Dat is een prachtig uitgangspunt; het huidige modesysteem vol overproductie, milieuvervuiling en uitbuiting brengt de wereld waarin we leven zeer grote schade toe.

Terwijl ik dit schrijf, denk ik aan foto’s uit het boek ‘Kleerkastvasten’ van Sarah Vandoorne en weet ik dat een deel van de milieuschade het gevolg is van het dumpen van weggegooide goedkope westerse kleding op de stranden in Afrika. Wij in het noorden zijn het dan kwijt; de impact die het op de arme zuidelijk landen heeft, is desastreus. Je kunt dit zien als kolonialisme van deze tijd met het woord afval ervoor. Zij de troep en wij hier lege klerenkasten en kledingcontainers om weer te vullen. Wat een schande.

En dan is er de beperkte, vaak witte blik van modeontwerpers in het mondiale noorden.  Wat weten we eigenlijk van ontwerpers in het mondiale zuiden? Welke verhalen van hen moeten hier gehoord worden? Wellicht verhalen die ons inzicht geven in bijvoorbeeld de geschiedenis en nawerking van het koloniale verleden?

Werk van Alia Ali

In Arnhem kozen de curatoren Louise Bennetts en Rachel Dedman voor een samenwerking met Kallol Datta (Bengaluru, India), Sunny Dolat (Nairobi, Kenia) en Hanayrá Negreiros (São Paulo, Brazilië). Alle drie ervaren in het maken van belangrijke tentoonstellingen waarin de wereld van textiel wordt onderzocht.

De hoofdtentoonstelling van ‘Ties that Bind’ is tot 30 juni te zien is het Rembrandt theater. In de filmzalen van deze voormalige bioscoop komen vier thema’s aan bod: ‘Dismanteling Tradition’, ‘Political Bodies’, ‘Designing Integrity’ en ‘The Fabric of Shelter’.

Karim Adduchi

Bij ‘Dismanteling Tradition’ staat herwaardering en modern gebruik van traditionele textiele ambachten centraal.
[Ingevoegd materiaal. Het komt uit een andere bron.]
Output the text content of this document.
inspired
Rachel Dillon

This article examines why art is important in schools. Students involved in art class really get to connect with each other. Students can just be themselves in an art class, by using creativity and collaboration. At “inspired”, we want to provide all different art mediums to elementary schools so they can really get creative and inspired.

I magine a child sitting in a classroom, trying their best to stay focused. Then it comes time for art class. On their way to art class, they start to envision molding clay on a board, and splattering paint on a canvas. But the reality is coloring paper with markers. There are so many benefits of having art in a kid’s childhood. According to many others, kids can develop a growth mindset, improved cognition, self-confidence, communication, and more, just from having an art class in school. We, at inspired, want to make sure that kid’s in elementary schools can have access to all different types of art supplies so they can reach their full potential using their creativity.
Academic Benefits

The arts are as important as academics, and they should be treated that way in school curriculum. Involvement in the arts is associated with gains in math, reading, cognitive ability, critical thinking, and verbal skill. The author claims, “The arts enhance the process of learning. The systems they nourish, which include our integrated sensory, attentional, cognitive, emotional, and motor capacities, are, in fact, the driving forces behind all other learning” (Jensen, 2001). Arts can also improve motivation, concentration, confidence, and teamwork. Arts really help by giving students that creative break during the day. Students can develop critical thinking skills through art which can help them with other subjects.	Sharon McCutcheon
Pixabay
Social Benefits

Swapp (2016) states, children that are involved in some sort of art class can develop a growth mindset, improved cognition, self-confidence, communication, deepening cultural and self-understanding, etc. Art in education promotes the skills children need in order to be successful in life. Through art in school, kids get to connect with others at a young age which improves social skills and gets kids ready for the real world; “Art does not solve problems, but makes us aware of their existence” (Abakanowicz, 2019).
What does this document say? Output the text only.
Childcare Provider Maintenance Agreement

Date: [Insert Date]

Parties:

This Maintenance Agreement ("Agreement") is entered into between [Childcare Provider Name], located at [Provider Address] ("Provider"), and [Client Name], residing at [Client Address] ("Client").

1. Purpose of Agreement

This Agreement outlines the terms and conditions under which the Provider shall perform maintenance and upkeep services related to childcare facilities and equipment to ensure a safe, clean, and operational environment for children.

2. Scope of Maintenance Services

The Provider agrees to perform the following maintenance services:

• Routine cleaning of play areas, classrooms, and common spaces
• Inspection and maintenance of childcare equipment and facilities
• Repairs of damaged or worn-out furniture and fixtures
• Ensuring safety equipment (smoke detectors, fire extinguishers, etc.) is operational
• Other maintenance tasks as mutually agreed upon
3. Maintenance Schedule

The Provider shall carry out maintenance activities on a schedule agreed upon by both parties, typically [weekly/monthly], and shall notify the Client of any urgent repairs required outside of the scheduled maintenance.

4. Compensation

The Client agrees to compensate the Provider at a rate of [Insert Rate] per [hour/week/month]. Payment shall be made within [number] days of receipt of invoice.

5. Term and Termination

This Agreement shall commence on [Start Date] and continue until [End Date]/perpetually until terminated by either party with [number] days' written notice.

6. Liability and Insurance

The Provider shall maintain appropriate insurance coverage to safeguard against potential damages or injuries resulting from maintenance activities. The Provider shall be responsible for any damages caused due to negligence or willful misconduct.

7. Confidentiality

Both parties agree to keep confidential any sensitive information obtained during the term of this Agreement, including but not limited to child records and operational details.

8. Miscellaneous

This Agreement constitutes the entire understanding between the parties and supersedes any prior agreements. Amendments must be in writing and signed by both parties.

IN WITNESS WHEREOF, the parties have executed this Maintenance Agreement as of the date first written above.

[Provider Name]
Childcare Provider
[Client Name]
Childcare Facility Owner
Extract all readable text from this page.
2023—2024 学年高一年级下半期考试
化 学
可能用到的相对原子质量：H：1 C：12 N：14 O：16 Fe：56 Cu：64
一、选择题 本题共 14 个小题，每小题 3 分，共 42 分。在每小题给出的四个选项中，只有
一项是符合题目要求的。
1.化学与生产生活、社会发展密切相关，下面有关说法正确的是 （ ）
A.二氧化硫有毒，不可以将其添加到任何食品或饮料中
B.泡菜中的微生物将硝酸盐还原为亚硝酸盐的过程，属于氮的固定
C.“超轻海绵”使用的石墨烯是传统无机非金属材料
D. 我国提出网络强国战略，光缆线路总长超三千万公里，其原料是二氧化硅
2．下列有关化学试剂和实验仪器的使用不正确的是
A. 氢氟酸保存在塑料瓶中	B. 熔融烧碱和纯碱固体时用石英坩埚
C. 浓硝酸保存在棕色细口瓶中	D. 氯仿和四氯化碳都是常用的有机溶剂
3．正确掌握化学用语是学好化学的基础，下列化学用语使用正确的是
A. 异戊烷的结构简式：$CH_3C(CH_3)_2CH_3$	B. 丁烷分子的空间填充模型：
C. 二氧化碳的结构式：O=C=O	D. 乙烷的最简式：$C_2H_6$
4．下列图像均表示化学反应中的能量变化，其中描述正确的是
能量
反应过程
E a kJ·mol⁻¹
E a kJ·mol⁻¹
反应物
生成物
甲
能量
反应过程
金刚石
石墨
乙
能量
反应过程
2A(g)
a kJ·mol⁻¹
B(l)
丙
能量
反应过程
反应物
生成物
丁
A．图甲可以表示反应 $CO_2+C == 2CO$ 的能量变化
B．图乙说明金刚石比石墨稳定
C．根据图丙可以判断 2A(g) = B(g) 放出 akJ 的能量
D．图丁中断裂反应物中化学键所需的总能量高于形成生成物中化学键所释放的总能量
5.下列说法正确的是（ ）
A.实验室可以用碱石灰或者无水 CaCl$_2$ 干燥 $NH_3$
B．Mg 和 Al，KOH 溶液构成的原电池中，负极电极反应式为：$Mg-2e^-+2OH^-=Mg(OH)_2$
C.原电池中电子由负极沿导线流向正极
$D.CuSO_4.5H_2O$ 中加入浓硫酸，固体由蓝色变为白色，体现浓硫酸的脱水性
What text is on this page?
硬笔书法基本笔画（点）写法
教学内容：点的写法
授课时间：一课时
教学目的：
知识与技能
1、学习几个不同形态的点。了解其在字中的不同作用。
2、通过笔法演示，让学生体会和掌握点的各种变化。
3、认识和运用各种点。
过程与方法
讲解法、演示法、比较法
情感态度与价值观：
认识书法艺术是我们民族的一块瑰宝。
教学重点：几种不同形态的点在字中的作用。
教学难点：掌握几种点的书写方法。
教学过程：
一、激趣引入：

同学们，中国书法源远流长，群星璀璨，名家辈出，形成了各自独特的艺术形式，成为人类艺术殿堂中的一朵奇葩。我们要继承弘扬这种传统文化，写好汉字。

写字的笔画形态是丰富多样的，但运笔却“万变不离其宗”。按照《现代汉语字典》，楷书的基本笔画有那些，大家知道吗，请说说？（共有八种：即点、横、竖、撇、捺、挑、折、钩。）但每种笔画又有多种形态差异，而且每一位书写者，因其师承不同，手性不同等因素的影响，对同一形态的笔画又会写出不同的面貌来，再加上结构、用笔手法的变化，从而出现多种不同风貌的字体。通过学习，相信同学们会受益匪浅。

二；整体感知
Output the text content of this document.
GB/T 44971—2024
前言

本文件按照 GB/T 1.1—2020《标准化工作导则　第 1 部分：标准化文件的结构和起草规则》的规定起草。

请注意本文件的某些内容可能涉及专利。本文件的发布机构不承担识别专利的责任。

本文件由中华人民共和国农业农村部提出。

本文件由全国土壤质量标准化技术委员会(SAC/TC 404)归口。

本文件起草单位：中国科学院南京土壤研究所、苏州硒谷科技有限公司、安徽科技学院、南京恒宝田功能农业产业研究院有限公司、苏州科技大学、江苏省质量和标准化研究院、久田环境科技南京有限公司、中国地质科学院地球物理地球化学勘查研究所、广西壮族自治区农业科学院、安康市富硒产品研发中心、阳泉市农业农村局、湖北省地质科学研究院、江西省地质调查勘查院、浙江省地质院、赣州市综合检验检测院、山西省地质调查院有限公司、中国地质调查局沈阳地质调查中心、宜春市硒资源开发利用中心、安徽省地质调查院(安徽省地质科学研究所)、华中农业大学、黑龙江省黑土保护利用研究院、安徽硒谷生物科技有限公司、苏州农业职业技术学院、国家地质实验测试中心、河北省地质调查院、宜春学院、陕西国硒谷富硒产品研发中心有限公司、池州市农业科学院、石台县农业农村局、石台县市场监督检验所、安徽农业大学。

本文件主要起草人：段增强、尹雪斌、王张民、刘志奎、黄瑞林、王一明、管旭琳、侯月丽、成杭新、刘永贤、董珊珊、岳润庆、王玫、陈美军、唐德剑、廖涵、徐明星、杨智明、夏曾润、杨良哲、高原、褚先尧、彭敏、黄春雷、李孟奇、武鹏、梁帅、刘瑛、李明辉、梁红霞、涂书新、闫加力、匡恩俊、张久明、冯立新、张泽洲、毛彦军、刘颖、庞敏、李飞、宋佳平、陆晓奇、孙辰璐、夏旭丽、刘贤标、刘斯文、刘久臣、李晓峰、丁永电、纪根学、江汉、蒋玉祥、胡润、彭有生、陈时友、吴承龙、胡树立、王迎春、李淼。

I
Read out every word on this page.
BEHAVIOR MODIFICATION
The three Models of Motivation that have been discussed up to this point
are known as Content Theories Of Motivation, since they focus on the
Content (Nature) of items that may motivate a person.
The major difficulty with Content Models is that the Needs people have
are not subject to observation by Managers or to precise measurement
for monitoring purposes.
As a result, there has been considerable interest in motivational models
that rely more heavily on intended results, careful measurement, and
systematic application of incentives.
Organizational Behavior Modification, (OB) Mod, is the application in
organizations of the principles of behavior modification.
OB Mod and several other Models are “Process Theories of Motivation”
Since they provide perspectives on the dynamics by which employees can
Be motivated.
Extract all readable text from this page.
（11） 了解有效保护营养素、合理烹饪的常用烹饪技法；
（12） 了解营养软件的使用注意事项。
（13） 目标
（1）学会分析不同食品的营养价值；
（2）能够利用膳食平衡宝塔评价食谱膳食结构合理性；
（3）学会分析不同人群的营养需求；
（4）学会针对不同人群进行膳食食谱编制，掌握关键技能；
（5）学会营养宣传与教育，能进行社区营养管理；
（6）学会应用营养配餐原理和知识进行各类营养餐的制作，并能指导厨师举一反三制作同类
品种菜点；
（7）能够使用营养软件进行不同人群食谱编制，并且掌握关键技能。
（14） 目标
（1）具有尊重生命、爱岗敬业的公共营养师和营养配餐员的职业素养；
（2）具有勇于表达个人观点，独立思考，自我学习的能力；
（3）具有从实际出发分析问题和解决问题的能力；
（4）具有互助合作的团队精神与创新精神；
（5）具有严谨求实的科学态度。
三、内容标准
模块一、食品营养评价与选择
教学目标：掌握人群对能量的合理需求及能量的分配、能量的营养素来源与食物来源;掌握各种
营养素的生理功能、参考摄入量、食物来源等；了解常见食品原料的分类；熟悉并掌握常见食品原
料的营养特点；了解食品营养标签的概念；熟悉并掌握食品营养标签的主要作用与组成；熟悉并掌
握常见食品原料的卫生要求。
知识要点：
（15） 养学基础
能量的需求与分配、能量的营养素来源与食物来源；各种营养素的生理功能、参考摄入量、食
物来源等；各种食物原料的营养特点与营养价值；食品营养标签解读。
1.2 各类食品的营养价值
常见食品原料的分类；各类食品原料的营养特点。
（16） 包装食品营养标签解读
In de grote zaal staan en hangen op ronde plateaus bijzondere kledingstukken.

Het fragiele witte werk van de Zuid-Koreaanse Sun Lee is gemaakt van hanji-papier dat verschillende bewerkingen heeft gekregen.

Mohammed El Marnissi laat kleurrijke mannenkleding zien waarbij een traditionele techniek als tapijtweven is gebruikt.

Zelf vond ik de weefsels van Maison ARTC uit Marrakesh prachtig door het subtiele kleurgebruik.

Dakal Cloth is ontwikkeld door Nkwo Design Studio, in Lagos, Nigeria. Repen denim textielafval worden aan elkaar gestikt waardoor nieuw textiel ontstaat.

Op de eerste verdieping is thema ‘Political Bodies’ uitgewerkt. Van al het werk in de tentoonstelling raakte dat van Farah Fayyad mij het meest.

Tijdens de massale protesten van 2019 in Beirout plaatste ze samen met Siwar Kraytem en een groep vrienden een zeefdrukpers midden in het tumult van de demonstraties. Ter plekke kon iedereen op zijn of haar kleding een slogan laten drukken die lokale ontwerpers hadden gemaakt.

De kracht van het woord op kleding als activistische daad!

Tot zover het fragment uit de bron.